Overview

This guide will show you, step by step, how to analyze bulk RNA-seq data using the nf-core/rnaseq pipeline (for QC, alignment, and quantification) and the nf-core/differentialabundance pipeline for differential expression analysis and GSEA. Users can jump directly to the differential expression steps if they already have a counts table.

Key Benefits

Prerequisites

Note on Directory Variables

On the MSU HPCC:

Note on Working Directory

The working directory, where intermediate and temporary files are stored, can be specified using the -w flag when running the pipeline. This helps keep outputs and temporary data organized.

Step-by-Step Tutorial

Part 1: Pre-processing with nf-core/rnaseq

1. Create a Project Directory

Make a new folder for your RNA-seq analysis:

mkdir $HOME/rnaseq
cd $HOME/rnaseq

This command creates the directory and moves you into it.

2. Prepare a Sample Sheet

You need to create a file called samplesheet.csv that lists your samples and their FASTQ file paths. Create and edit the file in OnDemand or use a text editor (like nano) to create this file:

nano samplesheet.csv

Then, add your sample information in CSV format.
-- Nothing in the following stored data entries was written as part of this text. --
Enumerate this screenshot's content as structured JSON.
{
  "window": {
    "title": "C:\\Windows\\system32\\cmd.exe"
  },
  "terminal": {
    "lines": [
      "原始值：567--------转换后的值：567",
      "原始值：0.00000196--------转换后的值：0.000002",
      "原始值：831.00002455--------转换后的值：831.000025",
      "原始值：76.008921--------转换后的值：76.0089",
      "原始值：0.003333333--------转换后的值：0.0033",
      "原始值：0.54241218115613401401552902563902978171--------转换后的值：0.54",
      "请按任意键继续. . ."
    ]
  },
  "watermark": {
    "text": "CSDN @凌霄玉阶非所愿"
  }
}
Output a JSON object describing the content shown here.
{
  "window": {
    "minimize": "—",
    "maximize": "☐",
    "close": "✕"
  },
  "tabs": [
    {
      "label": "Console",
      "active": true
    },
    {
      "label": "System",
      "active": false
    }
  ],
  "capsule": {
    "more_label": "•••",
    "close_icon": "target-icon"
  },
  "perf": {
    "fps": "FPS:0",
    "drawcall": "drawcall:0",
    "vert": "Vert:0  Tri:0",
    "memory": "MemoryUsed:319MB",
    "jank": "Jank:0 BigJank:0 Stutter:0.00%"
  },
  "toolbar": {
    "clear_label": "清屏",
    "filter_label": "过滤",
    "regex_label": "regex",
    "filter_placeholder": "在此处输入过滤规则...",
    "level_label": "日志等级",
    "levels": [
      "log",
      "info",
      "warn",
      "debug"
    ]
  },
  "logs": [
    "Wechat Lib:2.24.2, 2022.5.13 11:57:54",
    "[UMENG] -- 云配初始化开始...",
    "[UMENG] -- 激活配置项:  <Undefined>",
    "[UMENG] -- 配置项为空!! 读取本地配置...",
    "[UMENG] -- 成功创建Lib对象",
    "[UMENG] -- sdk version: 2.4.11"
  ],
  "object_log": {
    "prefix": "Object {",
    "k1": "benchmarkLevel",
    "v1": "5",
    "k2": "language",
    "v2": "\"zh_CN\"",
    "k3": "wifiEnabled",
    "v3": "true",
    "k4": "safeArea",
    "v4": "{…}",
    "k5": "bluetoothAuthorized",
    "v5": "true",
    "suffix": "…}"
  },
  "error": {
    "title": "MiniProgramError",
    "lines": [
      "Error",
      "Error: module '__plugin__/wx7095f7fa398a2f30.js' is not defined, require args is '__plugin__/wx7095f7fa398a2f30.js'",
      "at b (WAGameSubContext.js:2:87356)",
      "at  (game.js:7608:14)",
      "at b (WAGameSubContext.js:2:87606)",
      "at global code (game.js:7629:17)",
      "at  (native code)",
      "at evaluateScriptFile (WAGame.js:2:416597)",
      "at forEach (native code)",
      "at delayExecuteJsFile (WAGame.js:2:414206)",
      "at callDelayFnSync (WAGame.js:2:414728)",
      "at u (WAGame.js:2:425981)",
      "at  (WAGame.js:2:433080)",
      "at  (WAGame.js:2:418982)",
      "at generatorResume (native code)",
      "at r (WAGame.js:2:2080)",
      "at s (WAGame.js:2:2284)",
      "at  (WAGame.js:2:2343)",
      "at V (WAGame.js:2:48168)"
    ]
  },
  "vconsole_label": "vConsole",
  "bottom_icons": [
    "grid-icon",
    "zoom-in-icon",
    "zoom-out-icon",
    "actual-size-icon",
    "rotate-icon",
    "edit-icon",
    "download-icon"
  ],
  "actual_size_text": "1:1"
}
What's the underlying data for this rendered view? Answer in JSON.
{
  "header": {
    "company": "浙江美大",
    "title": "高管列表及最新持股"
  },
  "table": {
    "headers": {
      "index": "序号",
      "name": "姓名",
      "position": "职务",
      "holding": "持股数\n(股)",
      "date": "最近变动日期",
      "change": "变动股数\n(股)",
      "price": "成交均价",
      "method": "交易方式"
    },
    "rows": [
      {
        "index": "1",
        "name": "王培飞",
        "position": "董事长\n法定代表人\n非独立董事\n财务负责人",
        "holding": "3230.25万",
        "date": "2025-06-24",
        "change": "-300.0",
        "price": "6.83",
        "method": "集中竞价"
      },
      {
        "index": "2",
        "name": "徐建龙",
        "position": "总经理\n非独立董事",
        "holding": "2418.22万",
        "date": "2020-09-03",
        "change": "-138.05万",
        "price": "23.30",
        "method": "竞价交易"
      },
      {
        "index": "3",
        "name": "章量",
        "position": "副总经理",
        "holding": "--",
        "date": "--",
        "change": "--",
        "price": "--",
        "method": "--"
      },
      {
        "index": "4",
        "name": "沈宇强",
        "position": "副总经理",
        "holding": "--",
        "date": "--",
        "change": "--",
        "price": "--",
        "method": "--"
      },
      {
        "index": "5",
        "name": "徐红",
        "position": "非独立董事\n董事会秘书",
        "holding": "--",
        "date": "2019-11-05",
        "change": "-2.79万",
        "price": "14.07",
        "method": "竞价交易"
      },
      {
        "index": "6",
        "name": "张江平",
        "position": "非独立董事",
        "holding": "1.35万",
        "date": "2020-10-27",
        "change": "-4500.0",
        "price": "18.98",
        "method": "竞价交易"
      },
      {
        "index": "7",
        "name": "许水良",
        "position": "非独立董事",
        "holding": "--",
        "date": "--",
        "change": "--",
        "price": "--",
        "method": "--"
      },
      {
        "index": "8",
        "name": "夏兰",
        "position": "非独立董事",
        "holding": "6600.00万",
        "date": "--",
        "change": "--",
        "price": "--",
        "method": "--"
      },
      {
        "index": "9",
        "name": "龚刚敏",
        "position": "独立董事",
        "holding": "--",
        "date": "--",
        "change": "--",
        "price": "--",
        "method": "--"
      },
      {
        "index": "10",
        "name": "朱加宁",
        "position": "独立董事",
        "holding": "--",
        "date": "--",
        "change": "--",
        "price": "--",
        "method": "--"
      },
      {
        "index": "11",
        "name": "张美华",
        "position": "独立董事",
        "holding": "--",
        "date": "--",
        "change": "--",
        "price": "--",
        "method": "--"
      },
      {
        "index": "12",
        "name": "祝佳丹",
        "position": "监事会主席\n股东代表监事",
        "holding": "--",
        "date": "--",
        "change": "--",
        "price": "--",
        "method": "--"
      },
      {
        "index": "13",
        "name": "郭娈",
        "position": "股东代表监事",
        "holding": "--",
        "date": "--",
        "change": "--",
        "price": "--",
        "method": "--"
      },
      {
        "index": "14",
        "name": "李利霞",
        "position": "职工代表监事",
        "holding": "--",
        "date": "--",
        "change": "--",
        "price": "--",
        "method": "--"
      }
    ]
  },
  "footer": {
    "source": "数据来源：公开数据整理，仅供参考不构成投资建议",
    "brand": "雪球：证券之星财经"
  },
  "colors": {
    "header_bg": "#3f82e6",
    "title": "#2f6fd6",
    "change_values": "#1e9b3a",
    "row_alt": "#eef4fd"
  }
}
For example:

sample,fastq_1,fastq_2,strandness
CONTROL_REP1,/path/to/CONTROL_REP1_R1.fastq.gz,/path/to/CONTROL_REP1_R2.fastq.gz,auto
CONTROL_REP2,/path/to/CONTROL_REP2_R1.fastq.gz,/path/to/CONTROL_REP2_R2.fastq.gz,auto
TREATMENT_REP1,/path/to/TREATMENT_REP1_R1.fastq.gz,/path/to/TREATMENT_REP1_R2.fastq.gz,auto
TREATMENT_REP2,/path/to/TREATMENT_REP2_R1.fastq.gz,/path/to/TREATMENT_REP2_R2.fastq.gz,auto

Save the file (in nano, press Ctrl+O then Ctrl+X to exit).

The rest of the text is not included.